A Veggie Burger That Will Please All Body Types

Eating right in general is hard and eating right for your body type is even harder. Food should be enjoyable and delicious, not stressful.  With this in mind, I've created a veggie burger that can be easily modified to satisfy all body types. 

Serves: 9-10

Prep time: 10-15 minutes

Cooking time: 15 minutes

                                                         Kapha veggie burger served over a bed of arugula and a side of polenta. 
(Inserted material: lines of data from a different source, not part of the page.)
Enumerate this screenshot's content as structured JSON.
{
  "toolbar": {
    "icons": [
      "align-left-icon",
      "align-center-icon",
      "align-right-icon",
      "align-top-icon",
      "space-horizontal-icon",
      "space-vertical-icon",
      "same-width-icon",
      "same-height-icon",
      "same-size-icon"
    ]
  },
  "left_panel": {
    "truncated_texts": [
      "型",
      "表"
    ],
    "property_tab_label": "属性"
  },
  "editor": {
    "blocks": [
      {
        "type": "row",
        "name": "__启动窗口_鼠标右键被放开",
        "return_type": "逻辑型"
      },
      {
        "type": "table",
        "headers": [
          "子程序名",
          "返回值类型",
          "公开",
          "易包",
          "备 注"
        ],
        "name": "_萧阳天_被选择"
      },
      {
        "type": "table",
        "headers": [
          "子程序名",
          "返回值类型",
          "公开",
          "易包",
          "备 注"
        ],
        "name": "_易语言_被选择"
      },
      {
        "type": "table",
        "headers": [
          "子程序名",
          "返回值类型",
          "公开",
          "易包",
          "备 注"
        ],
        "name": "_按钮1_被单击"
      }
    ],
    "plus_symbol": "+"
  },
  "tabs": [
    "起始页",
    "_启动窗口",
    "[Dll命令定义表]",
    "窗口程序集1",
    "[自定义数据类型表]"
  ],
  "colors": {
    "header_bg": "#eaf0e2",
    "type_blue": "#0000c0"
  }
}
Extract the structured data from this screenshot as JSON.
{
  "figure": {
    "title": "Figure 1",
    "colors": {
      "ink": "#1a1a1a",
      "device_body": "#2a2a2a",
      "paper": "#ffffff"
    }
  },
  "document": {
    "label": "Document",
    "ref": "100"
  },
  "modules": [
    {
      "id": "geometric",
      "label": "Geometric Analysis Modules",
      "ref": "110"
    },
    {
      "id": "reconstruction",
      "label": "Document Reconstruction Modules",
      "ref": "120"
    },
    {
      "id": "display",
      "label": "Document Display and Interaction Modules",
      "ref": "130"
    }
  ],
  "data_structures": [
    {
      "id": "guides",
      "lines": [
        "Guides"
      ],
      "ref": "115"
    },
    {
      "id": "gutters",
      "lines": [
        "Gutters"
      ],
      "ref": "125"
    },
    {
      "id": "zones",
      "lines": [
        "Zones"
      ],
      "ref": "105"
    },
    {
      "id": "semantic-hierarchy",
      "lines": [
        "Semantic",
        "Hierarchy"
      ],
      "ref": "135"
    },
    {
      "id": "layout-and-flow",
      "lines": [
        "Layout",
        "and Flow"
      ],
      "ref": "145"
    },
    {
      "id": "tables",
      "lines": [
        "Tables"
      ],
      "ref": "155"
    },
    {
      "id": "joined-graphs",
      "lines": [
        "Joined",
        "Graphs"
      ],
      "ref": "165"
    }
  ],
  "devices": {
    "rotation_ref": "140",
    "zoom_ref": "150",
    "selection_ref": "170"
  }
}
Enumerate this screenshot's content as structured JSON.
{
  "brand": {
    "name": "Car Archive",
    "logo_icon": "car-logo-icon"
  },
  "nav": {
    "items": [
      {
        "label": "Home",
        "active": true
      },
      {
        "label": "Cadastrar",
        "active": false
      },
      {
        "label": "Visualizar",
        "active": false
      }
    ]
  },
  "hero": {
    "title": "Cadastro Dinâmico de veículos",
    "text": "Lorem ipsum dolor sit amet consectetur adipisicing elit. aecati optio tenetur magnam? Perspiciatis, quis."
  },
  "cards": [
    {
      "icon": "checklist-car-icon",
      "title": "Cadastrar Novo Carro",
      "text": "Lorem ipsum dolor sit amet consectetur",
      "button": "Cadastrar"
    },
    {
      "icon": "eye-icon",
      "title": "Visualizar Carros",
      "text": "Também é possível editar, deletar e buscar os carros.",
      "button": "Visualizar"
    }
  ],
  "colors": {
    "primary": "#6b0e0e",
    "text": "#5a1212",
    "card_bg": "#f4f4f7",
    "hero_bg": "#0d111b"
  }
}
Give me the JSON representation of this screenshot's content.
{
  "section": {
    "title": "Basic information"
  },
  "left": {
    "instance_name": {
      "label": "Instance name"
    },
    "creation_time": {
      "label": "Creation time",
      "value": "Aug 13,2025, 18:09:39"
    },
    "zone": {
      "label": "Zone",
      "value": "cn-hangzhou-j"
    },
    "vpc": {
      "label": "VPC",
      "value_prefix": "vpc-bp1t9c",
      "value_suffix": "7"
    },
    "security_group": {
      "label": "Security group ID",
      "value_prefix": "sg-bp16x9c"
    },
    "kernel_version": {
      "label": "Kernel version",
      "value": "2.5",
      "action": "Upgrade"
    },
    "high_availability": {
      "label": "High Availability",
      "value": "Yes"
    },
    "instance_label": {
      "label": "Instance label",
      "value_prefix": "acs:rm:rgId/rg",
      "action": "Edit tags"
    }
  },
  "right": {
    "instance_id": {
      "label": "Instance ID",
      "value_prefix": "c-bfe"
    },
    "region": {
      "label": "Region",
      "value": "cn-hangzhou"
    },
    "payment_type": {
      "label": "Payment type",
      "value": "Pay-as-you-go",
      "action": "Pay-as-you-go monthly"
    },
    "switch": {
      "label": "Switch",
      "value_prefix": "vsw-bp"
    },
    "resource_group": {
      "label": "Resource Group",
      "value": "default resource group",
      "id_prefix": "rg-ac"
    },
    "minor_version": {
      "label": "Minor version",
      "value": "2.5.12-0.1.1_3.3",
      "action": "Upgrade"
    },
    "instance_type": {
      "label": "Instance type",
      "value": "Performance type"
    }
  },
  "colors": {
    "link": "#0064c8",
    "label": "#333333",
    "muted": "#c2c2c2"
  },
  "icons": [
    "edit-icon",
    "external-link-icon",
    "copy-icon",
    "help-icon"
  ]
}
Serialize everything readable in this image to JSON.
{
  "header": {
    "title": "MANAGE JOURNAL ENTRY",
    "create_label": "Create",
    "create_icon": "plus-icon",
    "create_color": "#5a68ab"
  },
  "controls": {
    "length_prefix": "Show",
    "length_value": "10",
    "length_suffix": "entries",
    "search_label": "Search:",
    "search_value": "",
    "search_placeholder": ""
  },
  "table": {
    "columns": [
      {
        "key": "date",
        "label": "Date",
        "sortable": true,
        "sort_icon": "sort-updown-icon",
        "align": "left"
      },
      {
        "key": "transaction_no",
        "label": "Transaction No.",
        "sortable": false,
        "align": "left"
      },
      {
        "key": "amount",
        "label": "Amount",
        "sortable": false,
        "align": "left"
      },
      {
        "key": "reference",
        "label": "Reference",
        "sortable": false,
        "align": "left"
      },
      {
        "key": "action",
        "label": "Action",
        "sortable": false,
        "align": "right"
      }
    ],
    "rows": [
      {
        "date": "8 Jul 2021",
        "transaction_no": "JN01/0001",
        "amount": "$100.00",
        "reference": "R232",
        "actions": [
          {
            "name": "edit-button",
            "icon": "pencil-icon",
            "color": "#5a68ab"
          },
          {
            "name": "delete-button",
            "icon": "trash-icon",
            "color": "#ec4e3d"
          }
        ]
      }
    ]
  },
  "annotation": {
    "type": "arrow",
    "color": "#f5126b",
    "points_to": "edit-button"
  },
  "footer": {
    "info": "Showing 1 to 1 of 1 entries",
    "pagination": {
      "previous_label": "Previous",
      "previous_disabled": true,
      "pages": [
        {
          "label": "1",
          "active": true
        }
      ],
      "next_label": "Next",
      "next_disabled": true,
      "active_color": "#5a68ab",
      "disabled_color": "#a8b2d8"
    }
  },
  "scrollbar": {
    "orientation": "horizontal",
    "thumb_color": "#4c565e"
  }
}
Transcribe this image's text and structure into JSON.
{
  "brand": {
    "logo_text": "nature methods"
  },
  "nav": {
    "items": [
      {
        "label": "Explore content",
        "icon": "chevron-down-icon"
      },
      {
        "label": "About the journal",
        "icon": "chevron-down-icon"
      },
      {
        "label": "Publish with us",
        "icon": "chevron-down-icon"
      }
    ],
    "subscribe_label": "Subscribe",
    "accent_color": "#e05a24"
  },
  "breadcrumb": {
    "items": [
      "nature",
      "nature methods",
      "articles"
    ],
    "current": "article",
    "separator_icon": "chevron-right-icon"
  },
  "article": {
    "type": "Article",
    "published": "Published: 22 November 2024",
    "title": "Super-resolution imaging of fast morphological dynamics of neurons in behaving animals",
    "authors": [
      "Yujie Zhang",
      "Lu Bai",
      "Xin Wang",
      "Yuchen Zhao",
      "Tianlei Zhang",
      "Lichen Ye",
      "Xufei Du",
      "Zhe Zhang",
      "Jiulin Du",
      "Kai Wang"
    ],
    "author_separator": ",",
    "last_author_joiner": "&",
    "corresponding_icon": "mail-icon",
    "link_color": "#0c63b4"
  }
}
                                                         Kapha veggie burger served over a bed of arugula and a side of polenta. 

 

Vata Veggie Burger

1 cup cooked rice 

28 oz cooked lentils 

2 eggs

3/4 cup grated beet or carrot

1 small onion (finely chopped)

1 tsp cumin

1 tsp thyme 

1  1/4 tsp salt

1 cup wheat bread crumbs 

 

Pitta Veggie Burger

1 cup cooked barley 

2 14 oz cans of chickpeas

2 eggs

3/4 cup grated zucchini

2 cloves crushed garlic

1 tsp coriander

1 tsp cilantro

1 1/4 tsp salt

1 cup wheat bread crumbs

 

Kapha Veggie Burger

1 cup cooked barley 

2 14 oz cans of chickpeas or black beans

2 eggs

3/4 cup grated carrot

2 cloves crushed garlic

1 small onion (finely chopped)

1 tsp cumin

1 tsp chilli pepper or paprika

1 cup bread crumbs (if possible not made of  wheat, oats, or rice)

 

Directions

Cook barley/rice as normal. 

In a large bowl, mash beans/lentils.  Add the remaining ingredients and mix. 

Preheat large skillet and 2-3 tbs of oil on low - medium heat. 

Using spoon or hands, make patties from burger mixture (1/2 cup of the mixture will make a regular sized burger).   Cook each side for about 7 minutes or until golden brown. 

Precooked burgers are good up to 5 days if kept refrigerated. Raw or precooked burgers can last up to 3 months if kept frozen.